New Orleans has finally put a permanent pin on the drone-racing map. The New Orleans Model Aviation Club says its dedicated FPV course now sits at Avondale field on the west bank of the Mississippi River, about 20 minutes from the heart of the city, giving Gulf Coast pilots a stable place to line up, practice, and race instead of patching together temporary layouts.

That matters because drone racing lives and dies on repetition. A course with known sightlines, a safe flight zone, and enough room for crews to test gear turns casual flying into a real training path. NOMAC’s setup already has the bones for that kind of use: the club says the field has designated areas for airplanes, helicopters, boats, and FPV multirotor racing, plus a 400-foot paved runway, a covered work area, starting tables, electricity, and water. Those are the details that let a venue support more than one-off fun runs.

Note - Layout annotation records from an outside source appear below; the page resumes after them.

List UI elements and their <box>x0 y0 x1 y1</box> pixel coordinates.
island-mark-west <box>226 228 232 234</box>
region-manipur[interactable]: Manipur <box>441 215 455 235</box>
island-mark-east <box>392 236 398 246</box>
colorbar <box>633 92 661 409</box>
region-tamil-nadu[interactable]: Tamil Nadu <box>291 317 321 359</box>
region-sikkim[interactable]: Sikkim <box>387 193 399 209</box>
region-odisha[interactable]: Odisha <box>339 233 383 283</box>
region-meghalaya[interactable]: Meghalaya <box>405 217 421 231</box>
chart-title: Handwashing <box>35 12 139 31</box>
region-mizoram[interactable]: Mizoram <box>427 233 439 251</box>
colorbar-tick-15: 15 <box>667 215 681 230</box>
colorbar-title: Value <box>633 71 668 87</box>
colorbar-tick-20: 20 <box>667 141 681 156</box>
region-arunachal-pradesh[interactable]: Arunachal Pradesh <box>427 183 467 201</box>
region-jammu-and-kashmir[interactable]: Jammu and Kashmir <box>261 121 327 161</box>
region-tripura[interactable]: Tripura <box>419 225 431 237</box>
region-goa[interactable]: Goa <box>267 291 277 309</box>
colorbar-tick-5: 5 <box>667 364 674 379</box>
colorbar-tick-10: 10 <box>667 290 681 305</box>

The club’s own framing makes the point clear. NOMAC, also known as Kelly Field, says it was established in the 1980s and now presents the airfield as the premier RC field in South Louisiana. Its drone racing page was updated June 12, 2026, and now points newcomers to MultiGP as the broader entry point into the sport. That connection matters, because MultiGP is not just a reference name. It says it is the largest drone racing league and FPV community in the world, with more than 30,000 registered pilots and hundreds of chapters.

AI-generated illustration
AI-generated illustration

Kelly Field already has a racing history that makes this new course feel like an expansion, not a start from zero. On April 6, 2019, the site hosted the Mayhem Dawn to Dusk team race, which MultiGP called the world’s first 12-hour enduro-style relay FPV drone race. Sixty-one pilots on eight teams took part that day, a sign that the venue has already handled the kind of organized competition that can anchor a regional scene.

With a fixed course now tied to a long-running model aviation club, New Orleans has something the sport often lacks: a reliable home base. That can support regular practice, local qualifiers, and eventually recurring races that fit into the MultiGP ecosystem. For a scene that has spent years improvising, the shift to a permanent course is the difference between scattered flying and a real calendar.